Two higher-education experts argued that greater openness from colleges about how they spend money would be sufficient to slow the climbing price of tuition. Others said a more radical solution—cutting off all federal student financial aid—would be necessary.
"Colleges are able to raise their prices because it's not the consumers paying that cost," said Neal McCluskey, associate director of the Center for Educational Freedom at the libertarian Cato Institute, in a presentation called "Student Aid Explains the Pain." Average tuition rates have gone up hundreds of dollars every year, he said, but the actual price students pay after grants and loans are subtracted has barely increased in the past decade.
The solution, he said, is to phase out federal student aid, including subsidized loans and grants, to "make colleges reliant on people who are paying with their own money." Prices would drop as a result, he said, so college would not become a privilege of only the rich.
A few other panelists argued that Mr.
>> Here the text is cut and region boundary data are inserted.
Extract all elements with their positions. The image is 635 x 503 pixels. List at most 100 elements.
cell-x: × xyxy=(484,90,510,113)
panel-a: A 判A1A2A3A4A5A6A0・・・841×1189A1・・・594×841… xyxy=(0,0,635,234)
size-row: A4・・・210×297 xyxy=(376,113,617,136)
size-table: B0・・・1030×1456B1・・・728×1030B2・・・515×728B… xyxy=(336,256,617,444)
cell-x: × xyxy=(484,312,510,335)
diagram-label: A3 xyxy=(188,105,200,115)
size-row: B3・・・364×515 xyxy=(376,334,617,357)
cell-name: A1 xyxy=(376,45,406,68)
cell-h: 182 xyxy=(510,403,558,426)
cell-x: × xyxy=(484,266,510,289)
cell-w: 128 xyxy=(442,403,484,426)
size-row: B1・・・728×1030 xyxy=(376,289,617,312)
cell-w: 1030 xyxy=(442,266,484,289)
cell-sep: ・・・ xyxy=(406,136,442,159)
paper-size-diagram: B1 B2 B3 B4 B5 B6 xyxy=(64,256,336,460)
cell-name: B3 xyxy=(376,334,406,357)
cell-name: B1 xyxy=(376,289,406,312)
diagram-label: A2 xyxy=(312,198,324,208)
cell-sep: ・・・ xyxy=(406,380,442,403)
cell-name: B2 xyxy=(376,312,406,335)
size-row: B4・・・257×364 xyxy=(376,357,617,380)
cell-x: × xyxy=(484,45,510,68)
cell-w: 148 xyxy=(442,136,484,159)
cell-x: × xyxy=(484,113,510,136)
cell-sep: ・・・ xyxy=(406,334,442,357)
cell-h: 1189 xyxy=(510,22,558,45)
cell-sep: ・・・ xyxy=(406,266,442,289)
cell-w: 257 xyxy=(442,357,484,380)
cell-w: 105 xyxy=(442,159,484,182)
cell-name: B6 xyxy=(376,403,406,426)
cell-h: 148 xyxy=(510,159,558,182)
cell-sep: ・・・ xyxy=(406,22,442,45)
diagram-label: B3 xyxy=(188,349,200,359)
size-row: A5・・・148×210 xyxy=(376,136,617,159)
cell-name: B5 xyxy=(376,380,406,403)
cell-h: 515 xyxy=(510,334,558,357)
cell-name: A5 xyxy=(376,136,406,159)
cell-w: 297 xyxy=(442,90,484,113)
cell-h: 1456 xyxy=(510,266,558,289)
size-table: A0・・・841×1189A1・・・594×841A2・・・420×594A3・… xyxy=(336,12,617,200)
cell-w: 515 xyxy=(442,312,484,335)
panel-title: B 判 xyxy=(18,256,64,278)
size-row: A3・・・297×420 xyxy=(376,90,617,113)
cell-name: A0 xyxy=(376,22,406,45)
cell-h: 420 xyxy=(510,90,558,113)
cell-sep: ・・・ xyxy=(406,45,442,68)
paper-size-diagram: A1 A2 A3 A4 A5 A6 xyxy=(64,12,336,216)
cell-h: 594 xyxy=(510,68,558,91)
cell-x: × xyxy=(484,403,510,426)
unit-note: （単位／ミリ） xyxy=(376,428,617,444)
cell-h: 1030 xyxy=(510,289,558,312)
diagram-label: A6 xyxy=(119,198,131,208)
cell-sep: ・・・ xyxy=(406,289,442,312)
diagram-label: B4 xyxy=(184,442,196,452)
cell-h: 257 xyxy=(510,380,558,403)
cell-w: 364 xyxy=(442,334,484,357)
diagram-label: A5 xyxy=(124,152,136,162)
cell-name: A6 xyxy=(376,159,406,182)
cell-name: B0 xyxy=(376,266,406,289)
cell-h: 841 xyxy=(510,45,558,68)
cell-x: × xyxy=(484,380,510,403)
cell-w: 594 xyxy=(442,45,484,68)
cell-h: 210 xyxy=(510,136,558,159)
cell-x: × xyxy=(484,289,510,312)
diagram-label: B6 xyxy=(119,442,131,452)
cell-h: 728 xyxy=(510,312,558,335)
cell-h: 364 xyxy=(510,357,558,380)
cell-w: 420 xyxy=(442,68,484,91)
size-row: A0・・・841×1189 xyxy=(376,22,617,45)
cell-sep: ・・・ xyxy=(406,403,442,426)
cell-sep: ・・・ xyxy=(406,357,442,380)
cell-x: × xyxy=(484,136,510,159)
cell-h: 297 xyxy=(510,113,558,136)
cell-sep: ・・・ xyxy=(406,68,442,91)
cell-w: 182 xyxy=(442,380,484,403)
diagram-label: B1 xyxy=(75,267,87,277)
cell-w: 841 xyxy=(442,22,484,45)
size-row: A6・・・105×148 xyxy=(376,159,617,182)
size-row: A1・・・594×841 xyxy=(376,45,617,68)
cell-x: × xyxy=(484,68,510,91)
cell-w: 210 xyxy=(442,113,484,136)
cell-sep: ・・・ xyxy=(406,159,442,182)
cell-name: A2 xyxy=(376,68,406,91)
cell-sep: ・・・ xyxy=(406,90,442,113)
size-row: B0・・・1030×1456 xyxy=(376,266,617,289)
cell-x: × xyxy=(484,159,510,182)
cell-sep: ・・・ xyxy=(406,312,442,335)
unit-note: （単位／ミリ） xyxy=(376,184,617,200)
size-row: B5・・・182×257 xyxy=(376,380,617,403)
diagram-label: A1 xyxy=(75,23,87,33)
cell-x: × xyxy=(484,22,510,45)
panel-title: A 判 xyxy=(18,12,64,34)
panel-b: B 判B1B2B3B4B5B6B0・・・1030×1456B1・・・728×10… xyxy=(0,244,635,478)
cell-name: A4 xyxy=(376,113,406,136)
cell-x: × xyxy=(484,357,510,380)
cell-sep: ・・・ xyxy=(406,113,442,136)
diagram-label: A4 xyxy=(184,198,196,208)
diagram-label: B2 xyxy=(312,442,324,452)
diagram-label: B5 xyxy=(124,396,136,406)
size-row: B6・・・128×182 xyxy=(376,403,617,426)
McCluskey's idea was politically impossible and unnecessary. Requiring colleges to disclose more information, such as measures of how much students are learning, would be enough to drive prices down, those panelists said.
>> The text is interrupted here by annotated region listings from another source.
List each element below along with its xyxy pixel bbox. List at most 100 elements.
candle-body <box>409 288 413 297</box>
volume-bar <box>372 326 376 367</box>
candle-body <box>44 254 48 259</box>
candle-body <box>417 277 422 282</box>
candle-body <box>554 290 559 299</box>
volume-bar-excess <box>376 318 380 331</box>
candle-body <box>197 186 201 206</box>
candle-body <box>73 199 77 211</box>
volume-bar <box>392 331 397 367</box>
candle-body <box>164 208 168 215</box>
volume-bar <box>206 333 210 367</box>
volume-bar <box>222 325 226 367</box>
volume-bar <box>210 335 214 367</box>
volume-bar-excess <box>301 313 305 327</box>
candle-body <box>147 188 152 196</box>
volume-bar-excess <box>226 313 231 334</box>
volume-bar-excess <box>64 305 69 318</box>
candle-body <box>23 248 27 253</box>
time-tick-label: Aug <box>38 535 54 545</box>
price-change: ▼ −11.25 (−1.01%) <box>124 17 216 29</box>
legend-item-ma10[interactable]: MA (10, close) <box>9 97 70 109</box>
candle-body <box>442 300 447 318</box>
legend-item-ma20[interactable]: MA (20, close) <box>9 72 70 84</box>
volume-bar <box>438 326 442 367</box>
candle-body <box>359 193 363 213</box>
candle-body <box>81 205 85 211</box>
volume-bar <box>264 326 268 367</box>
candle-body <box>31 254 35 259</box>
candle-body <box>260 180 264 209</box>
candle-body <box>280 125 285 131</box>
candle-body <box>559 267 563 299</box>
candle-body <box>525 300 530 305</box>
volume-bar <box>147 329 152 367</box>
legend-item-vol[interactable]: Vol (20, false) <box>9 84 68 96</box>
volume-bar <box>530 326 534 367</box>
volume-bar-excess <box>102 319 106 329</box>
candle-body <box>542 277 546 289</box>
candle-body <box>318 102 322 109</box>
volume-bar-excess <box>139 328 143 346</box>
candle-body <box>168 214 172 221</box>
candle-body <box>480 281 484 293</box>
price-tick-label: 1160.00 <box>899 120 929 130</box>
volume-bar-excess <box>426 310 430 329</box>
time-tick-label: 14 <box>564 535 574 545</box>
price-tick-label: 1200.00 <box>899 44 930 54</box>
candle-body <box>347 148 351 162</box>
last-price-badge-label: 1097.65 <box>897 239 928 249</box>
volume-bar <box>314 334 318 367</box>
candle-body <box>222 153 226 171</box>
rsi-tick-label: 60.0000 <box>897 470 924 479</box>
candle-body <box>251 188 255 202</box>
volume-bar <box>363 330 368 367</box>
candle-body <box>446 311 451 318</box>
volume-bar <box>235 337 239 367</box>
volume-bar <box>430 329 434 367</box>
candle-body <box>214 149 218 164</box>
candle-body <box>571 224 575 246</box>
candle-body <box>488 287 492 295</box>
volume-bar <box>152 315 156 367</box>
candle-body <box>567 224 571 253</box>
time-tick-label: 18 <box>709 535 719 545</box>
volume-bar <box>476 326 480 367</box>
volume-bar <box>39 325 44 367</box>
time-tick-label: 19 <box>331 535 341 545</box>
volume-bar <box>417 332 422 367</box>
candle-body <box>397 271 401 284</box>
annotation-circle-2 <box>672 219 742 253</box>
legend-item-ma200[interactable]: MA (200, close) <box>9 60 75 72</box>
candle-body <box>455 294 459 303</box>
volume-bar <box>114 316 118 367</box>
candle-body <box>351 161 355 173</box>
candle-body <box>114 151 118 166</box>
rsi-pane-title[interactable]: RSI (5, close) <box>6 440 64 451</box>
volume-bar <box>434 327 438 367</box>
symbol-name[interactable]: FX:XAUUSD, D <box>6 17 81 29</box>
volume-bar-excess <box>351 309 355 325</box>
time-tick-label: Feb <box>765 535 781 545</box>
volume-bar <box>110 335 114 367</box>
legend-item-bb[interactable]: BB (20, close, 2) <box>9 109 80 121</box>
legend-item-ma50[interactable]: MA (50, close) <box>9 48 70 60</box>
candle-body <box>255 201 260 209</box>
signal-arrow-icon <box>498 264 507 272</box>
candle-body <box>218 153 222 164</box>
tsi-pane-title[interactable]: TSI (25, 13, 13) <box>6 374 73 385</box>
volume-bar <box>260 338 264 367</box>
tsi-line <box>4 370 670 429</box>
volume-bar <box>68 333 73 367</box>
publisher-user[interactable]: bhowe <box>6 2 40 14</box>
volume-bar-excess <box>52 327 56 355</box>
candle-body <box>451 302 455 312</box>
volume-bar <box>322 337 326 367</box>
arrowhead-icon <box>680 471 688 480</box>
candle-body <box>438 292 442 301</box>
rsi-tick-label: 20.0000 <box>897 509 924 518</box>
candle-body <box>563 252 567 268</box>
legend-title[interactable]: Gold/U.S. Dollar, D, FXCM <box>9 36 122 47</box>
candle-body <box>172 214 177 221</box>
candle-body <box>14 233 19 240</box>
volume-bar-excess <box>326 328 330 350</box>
Because there is little information available on how much students learn at any particular college, institutions' reputations have come to stand in for actual quality, said Robert E. Martin, a retired economics professor at Centre College and the author of the report "The Revenue-to-Cost Spiral in Higher Education." Money, including endowments and research spending, plays a major role in how colleges are regarded, leading institutions to charge more so they can spend more, he said.
Kevin Carey, policy director for Education Sector, an independent think tank, said discontinuing student aid would be "problematic and very unrealistic." He called for federal regulations that would require colleges to disclose more information, saying such an approach would avoid federal price controls and make the college-selection process more efficient.
"A transparent, market-based approach could be a bipartisan solution," he said.